Quote Originally Posted by oskar View Post
People are invested in their franchise, if it's Football Manager, Battlefield, CS or whatever. It's easy to say "don't buy it then" from an outsider perspective, but if you really like a franchise, you'll probably still buy the next iteration.
Here's why the BF outrage is justified: They sell you a full priced game with a mobile game F2P scheme. In addition to locking away half the content behind a season pass AND being a yearly franchise.
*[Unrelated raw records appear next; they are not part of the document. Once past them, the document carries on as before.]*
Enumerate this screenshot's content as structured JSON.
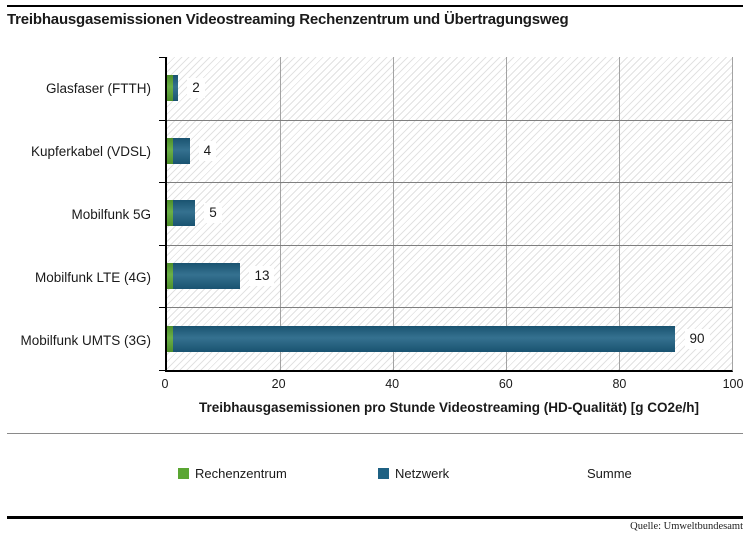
{
  "title": "Treibhausgasemissionen Videostreaming Rechenzentrum und Übertragungsweg",
  "source": "Quelle: Umweltbundesamt",
  "chart_data": {
    "type": "bar",
    "orientation": "horizontal",
    "stacked": true,
    "title": "Treibhausgasemissionen Videostreaming Rechenzentrum und Übertragungsweg",
    "categories": [
      "Glasfaser (FTTH)",
      "Kupferkabel (VDSL)",
      "Mobilfunk 5G",
      "Mobilfunk LTE (4G)",
      "Mobilfunk UMTS (3G)"
    ],
    "series": [
      {
        "name": "Rechenzentrum",
        "color": "#5aa632",
        "values": [
          1,
          1,
          1,
          1,
          1
        ]
      },
      {
        "name": "Netzwerk",
        "color": "#1e6183",
        "values": [
          1,
          3,
          4,
          12,
          89
        ]
      }
    ],
    "totals": {
      "name": "Summe",
      "values": [
        2,
        4,
        5,
        13,
        90
      ]
    },
    "xlabel": "Treibhausgasemissionen pro Stunde Videostreaming (HD-Qualität) [g CO2e/h]",
    "xlim": [
      0,
      100
    ],
    "xticks": [
      0,
      20,
      40,
      60,
      80,
      100
    ],
    "grid": "vertical-major",
    "plot_background": "diagonal-hatch",
    "legend_position": "bottom"
  },
  "legend": {
    "items": [
      {
        "label": "Rechenzentrum",
        "color": "#5aa632"
      },
      {
        "label": "Netzwerk",
        "color": "#1e6183"
      },
      {
        "label": "Summe",
        "color": ""
      }
    ]
  }
}
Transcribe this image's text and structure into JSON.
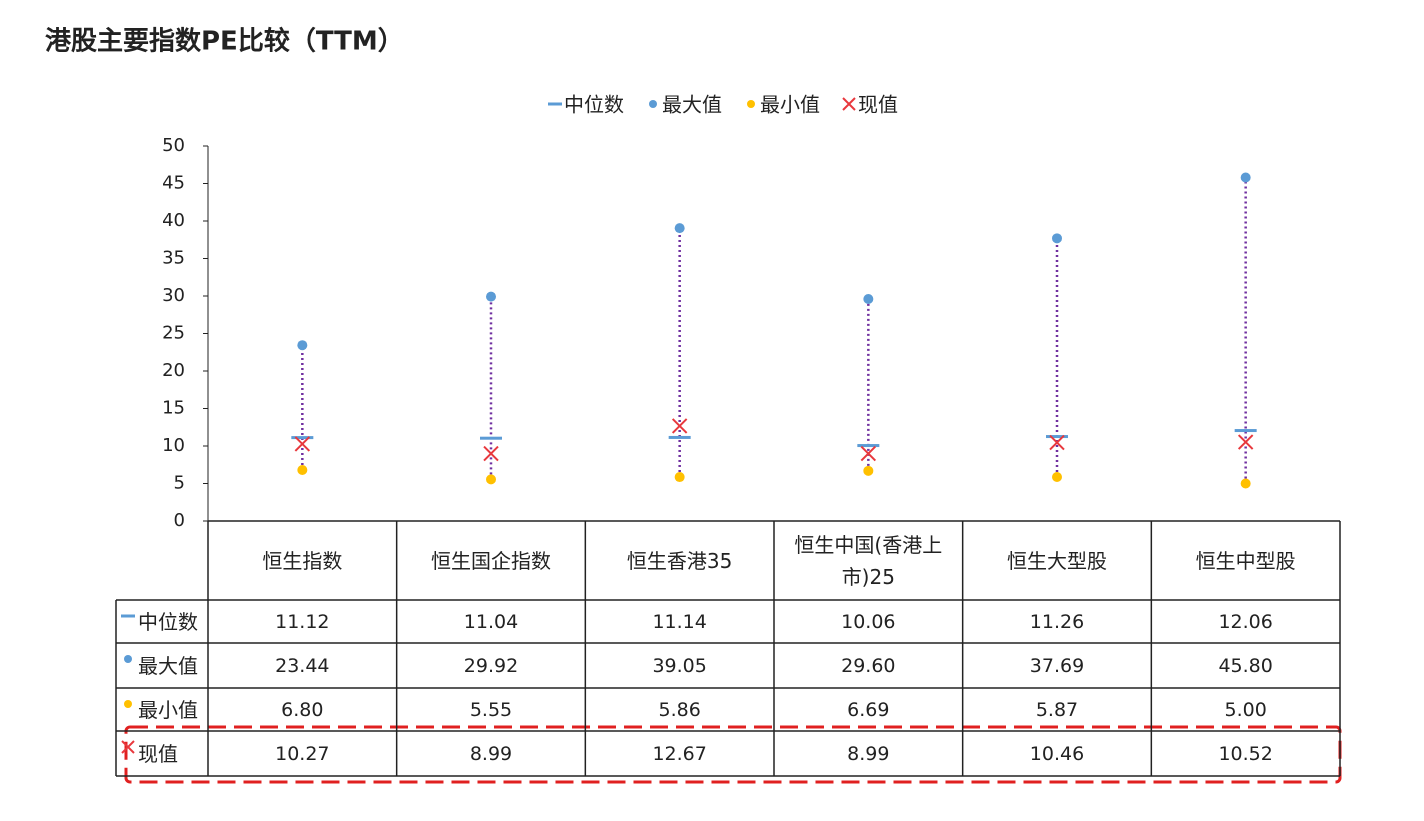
{
  "chart_data": {
    "type": "range-dot",
    "title": "港股主要指数PE比较（TTM）",
    "categories": [
      "恒生指数",
      "恒生国企指数",
      "恒生香港35",
      "恒生中国(香港上市)25",
      "恒生大型股",
      "恒生中型股"
    ],
    "ylim": [
      0,
      50
    ],
    "yticks": [
      0,
      5,
      10,
      15,
      20,
      25,
      30,
      35,
      40,
      45,
      50
    ],
    "range_color": "#7030a0",
    "series": [
      {
        "name": "中位数",
        "marker": "dash",
        "color": "#5b9bd5",
        "values": [
          11.12,
          11.04,
          11.14,
          10.06,
          11.26,
          12.06
        ],
        "value_labels": [
          "11.12",
          "11.04",
          "11.14",
          "10.06",
          "11.26",
          "12.06"
        ]
      },
      {
        "name": "最大值",
        "marker": "dot",
        "color": "#5b9bd5",
        "values": [
          23.44,
          29.92,
          39.05,
          29.6,
          37.69,
          45.8
        ],
        "value_labels": [
          "23.44",
          "29.92",
          "39.05",
          "29.60",
          "37.69",
          "45.80"
        ]
      },
      {
        "name": "最小值",
        "marker": "dot",
        "color": "#ffc000",
        "values": [
          6.8,
          5.55,
          5.86,
          6.69,
          5.87,
          5.0
        ],
        "value_labels": [
          "6.80",
          "5.55",
          "5.86",
          "6.69",
          "5.87",
          "5.00"
        ]
      },
      {
        "name": "现值",
        "marker": "cross",
        "color": "#e8383d",
        "values": [
          10.27,
          8.99,
          12.67,
          8.99,
          10.46,
          10.52
        ],
        "value_labels": [
          "10.27",
          "8.99",
          "12.67",
          "8.99",
          "10.46",
          "10.52"
        ]
      }
    ]
  }
}
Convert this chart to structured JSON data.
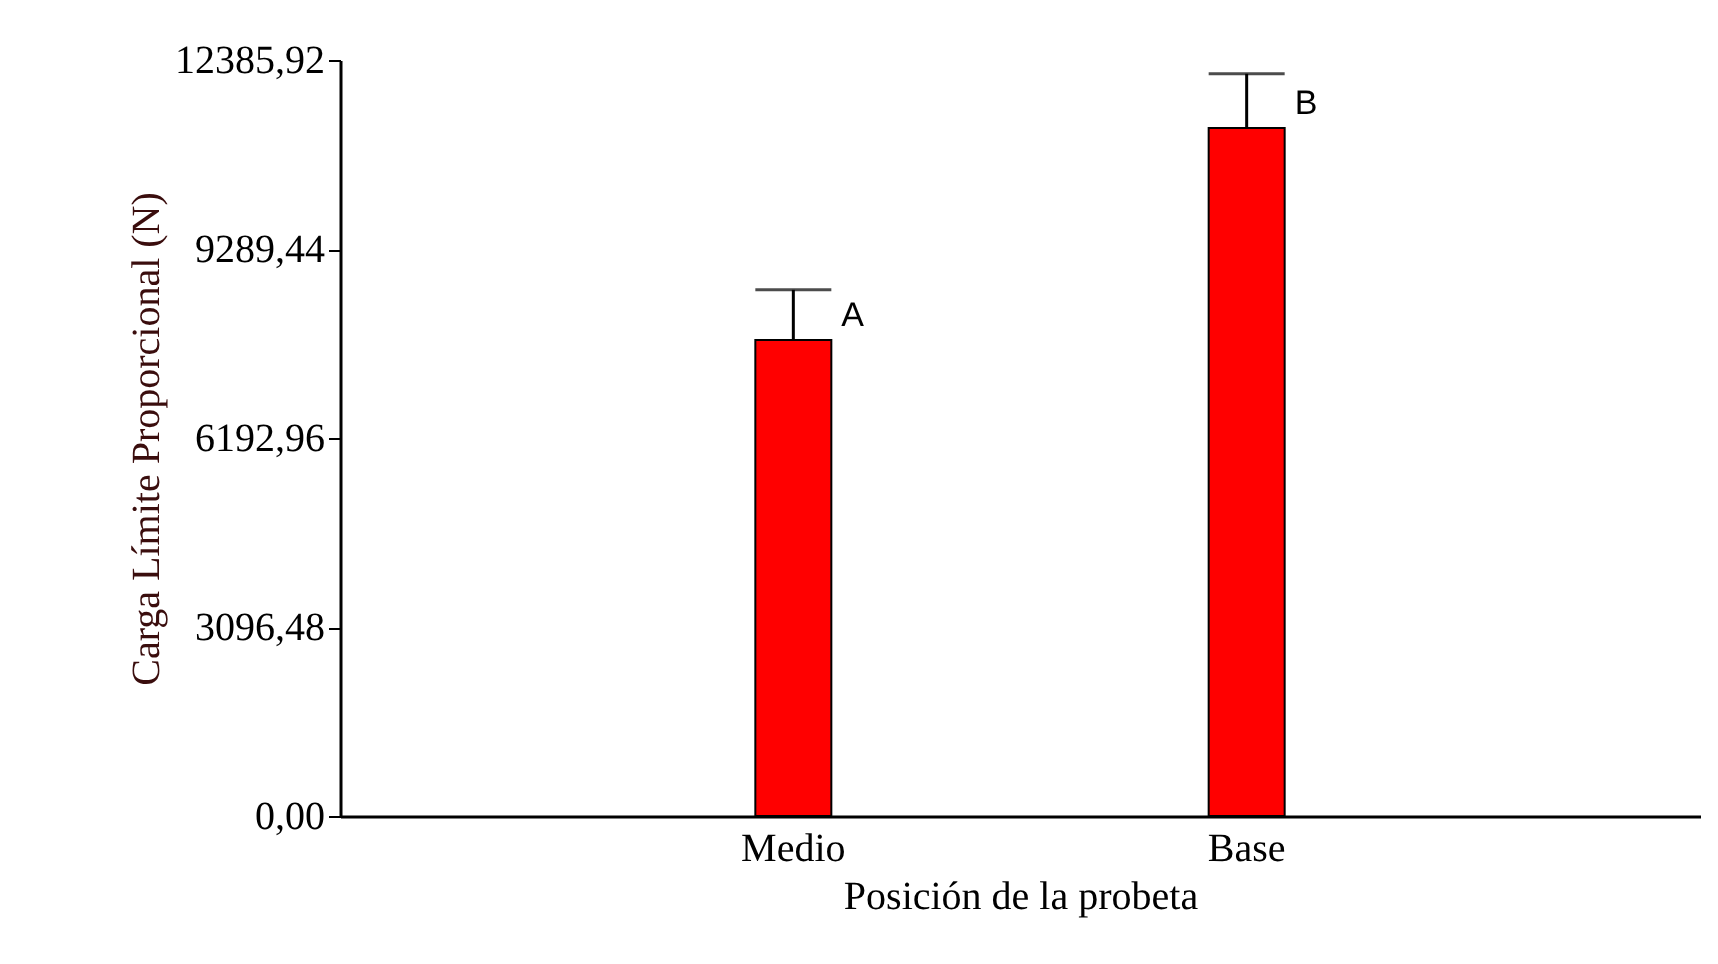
{
  "chart_data": {
    "type": "bar",
    "xlabel": "Posición de la probeta",
    "ylabel": "Carga Límite Proporcional (N)",
    "categories": [
      "Medio",
      "Base"
    ],
    "series": [
      {
        "color": "#ff0000",
        "values": [
          7800,
          11270
        ],
        "errors": [
          [
            7800,
            8620
          ],
          [
            11270,
            12160
          ]
        ]
      }
    ],
    "ylim": [
      0,
      12385.92
    ],
    "yticks": [
      {
        "value": 0,
        "label": "0,00"
      },
      {
        "value": 3096.48,
        "label": "3096,48"
      },
      {
        "value": 6192.96,
        "label": "6192,96"
      },
      {
        "value": 9289.44,
        "label": "9289,44"
      },
      {
        "value": 12385.92,
        "label": "12385,92"
      }
    ],
    "annotations": [
      {
        "text": "A",
        "x": "Medio",
        "y": 7800
      },
      {
        "text": "B",
        "x": "Base",
        "y": 11270
      }
    ],
    "grid": false
  }
}
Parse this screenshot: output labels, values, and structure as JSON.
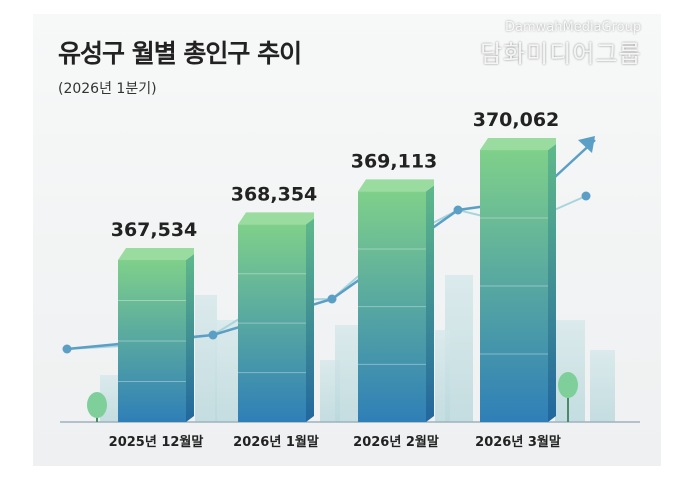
{
  "chart_data": {
    "type": "bar",
    "title": "유성구 월별 총인구 추이",
    "subtitle": "(2026년 1분기)",
    "categories": [
      "2025년 12월말",
      "2026년 1월말",
      "2026년 2월말",
      "2026년 3월말"
    ],
    "values": [
      367534,
      368354,
      369113,
      370062
    ],
    "value_labels": [
      "367,534",
      "368,354",
      "369,113",
      "370,062"
    ],
    "xlabel": "",
    "ylabel": "",
    "grid": false,
    "colors": {
      "bar_top": "#7fd08a",
      "bar_bottom": "#2f7fb8",
      "trend": "#5b9fc6"
    }
  },
  "watermark": {
    "latin": "DamwahMediaGroup",
    "korean": "담화미디어그룹"
  }
}
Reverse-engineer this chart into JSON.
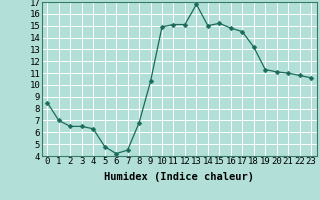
{
  "x": [
    0,
    1,
    2,
    3,
    4,
    5,
    6,
    7,
    8,
    9,
    10,
    11,
    12,
    13,
    14,
    15,
    16,
    17,
    18,
    19,
    20,
    21,
    22,
    23
  ],
  "y": [
    8.5,
    7.0,
    6.5,
    6.5,
    6.3,
    4.8,
    4.2,
    4.5,
    6.8,
    10.3,
    14.9,
    15.1,
    15.1,
    16.8,
    15.0,
    15.2,
    14.8,
    14.5,
    13.2,
    11.3,
    11.1,
    11.0,
    10.8,
    10.6
  ],
  "line_color": "#1a6b5a",
  "marker": "D",
  "marker_size": 2.5,
  "background_color": "#b2e0d8",
  "grid_color": "#ffffff",
  "xlabel": "Humidex (Indice chaleur)",
  "xlim": [
    -0.5,
    23.5
  ],
  "ylim": [
    4,
    17
  ],
  "xticks": [
    0,
    1,
    2,
    3,
    4,
    5,
    6,
    7,
    8,
    9,
    10,
    11,
    12,
    13,
    14,
    15,
    16,
    17,
    18,
    19,
    20,
    21,
    22,
    23
  ],
  "yticks": [
    4,
    5,
    6,
    7,
    8,
    9,
    10,
    11,
    12,
    13,
    14,
    15,
    16,
    17
  ],
  "xlabel_fontsize": 7.5,
  "tick_fontsize": 6.5
}
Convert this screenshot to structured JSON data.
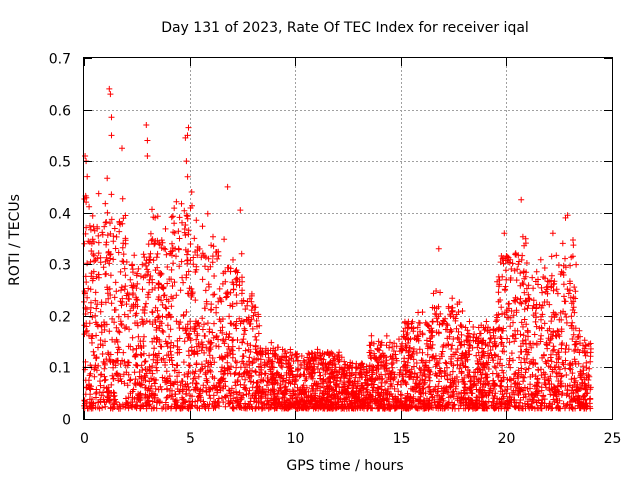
{
  "chart_data": {
    "type": "scatter",
    "title": "Day 131 of 2023, Rate Of TEC Index for receiver iqal",
    "xlabel": "GPS time / hours",
    "ylabel": "ROTI / TECUs",
    "xlim": [
      0,
      25
    ],
    "ylim": [
      0,
      0.7
    ],
    "xticks": [
      0,
      5,
      10,
      15,
      20,
      25
    ],
    "yticks": [
      0,
      0.1,
      0.2,
      0.3,
      0.4,
      0.5,
      0.6,
      0.7
    ],
    "xtick_labels": [
      "0",
      "5",
      "10",
      "15",
      "20",
      "25"
    ],
    "ytick_labels": [
      "0",
      "0.1",
      "0.2",
      "0.3",
      "0.4",
      "0.5",
      "0.6",
      "0.7"
    ],
    "grid": true,
    "marker": "+",
    "marker_color": "#ff0000",
    "data_x_range": [
      0,
      24
    ],
    "series": [
      {
        "name": "ROTI",
        "description_points": [
          {
            "x": 0.05,
            "y": 0.51
          },
          {
            "x": 0.1,
            "y": 0.5
          },
          {
            "x": 0.15,
            "y": 0.47
          },
          {
            "x": 1.2,
            "y": 0.64
          },
          {
            "x": 1.25,
            "y": 0.63
          },
          {
            "x": 1.3,
            "y": 0.585
          },
          {
            "x": 1.3,
            "y": 0.55
          },
          {
            "x": 1.8,
            "y": 0.525
          },
          {
            "x": 2.95,
            "y": 0.57
          },
          {
            "x": 3.0,
            "y": 0.54
          },
          {
            "x": 3.0,
            "y": 0.51
          },
          {
            "x": 4.95,
            "y": 0.565
          },
          {
            "x": 4.9,
            "y": 0.55
          },
          {
            "x": 4.8,
            "y": 0.545
          },
          {
            "x": 4.85,
            "y": 0.5
          },
          {
            "x": 6.8,
            "y": 0.45
          },
          {
            "x": 7.4,
            "y": 0.405
          },
          {
            "x": 20.7,
            "y": 0.425
          },
          {
            "x": 22.8,
            "y": 0.39
          },
          {
            "x": 22.9,
            "y": 0.395
          },
          {
            "x": 16.8,
            "y": 0.33
          },
          {
            "x": 19.9,
            "y": 0.36
          },
          {
            "x": 22.2,
            "y": 0.36
          }
        ]
      }
    ]
  }
}
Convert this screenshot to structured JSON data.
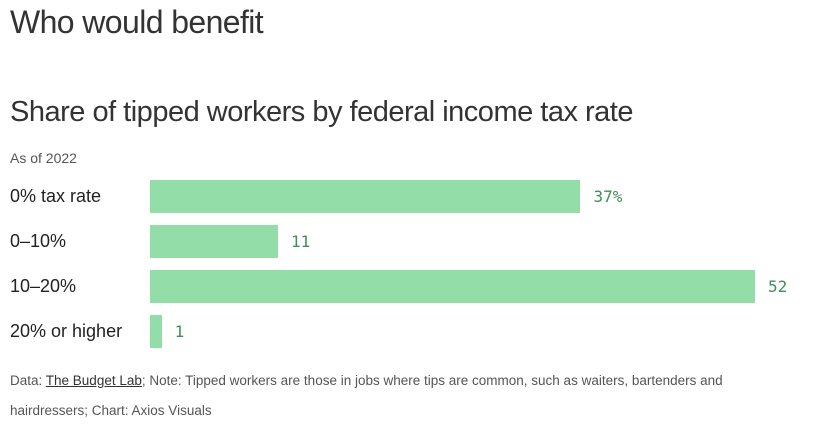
{
  "headline": "Who would benefit",
  "chart_data": {
    "type": "bar",
    "orientation": "horizontal",
    "title": "Share of tipped workers by federal income tax rate",
    "subtitle": "As of 2022",
    "categories": [
      "0% tax rate",
      "0–10%",
      "10–20%",
      "20% or higher"
    ],
    "values": [
      37,
      11,
      52,
      1
    ],
    "value_labels": [
      "37%",
      "11",
      "52",
      "1"
    ],
    "xlim": [
      0,
      52
    ],
    "grid": false,
    "legend": "none",
    "bar_color": "#93dea8",
    "value_label_color": "#3f8f58"
  },
  "footer": {
    "data_prefix": "Data: ",
    "source_link": "The Budget Lab",
    "note": "; Note: Tipped workers are those in jobs where tips are common, such as waiters, bartenders and hairdressers; Chart: Axios Visuals"
  }
}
Actual day-1 game mechanics and characters are locked behind a painfully slow grind and you have the option to buy faster progress with real money. This is something I can begrudgingly accept with F2P games because they somehow have to make money, but a full priced release with a full priced season pass in a yearly frenchise? This is truly unprecedented. In Rainbow Six Siege they did a similar thing, but the way they did is was to release a $15 version of the game that had painfully slow unlock progress and you could buy progress accelerators or individual characters once you realized your mistake, or you could just buy the full priced game and unlock pretty much everything within a month. It's very personal how much of this BS you are willing to take, but Battlefront2 got all of it and to no surprise to anyone, people are not happy.
On the downside: They will backtrack and after a huge amount of negative press there will be a truckload of "oh well, ok then" press and I can't imagine this game doing poorly. No Man's Sky made millions and that game is universally hated. Marketing is everything.
If people don't do that then it's their fault, not anyone elses. If a company takes the piss they lose customer loyalty & it's a bad long term decision, this probably won't be.

If making a decision makes you more money as a business why should you not be allowed to do that? F2P is still in very early stages so if developers are making poor decisions to exploit this then they will be damaged as a result.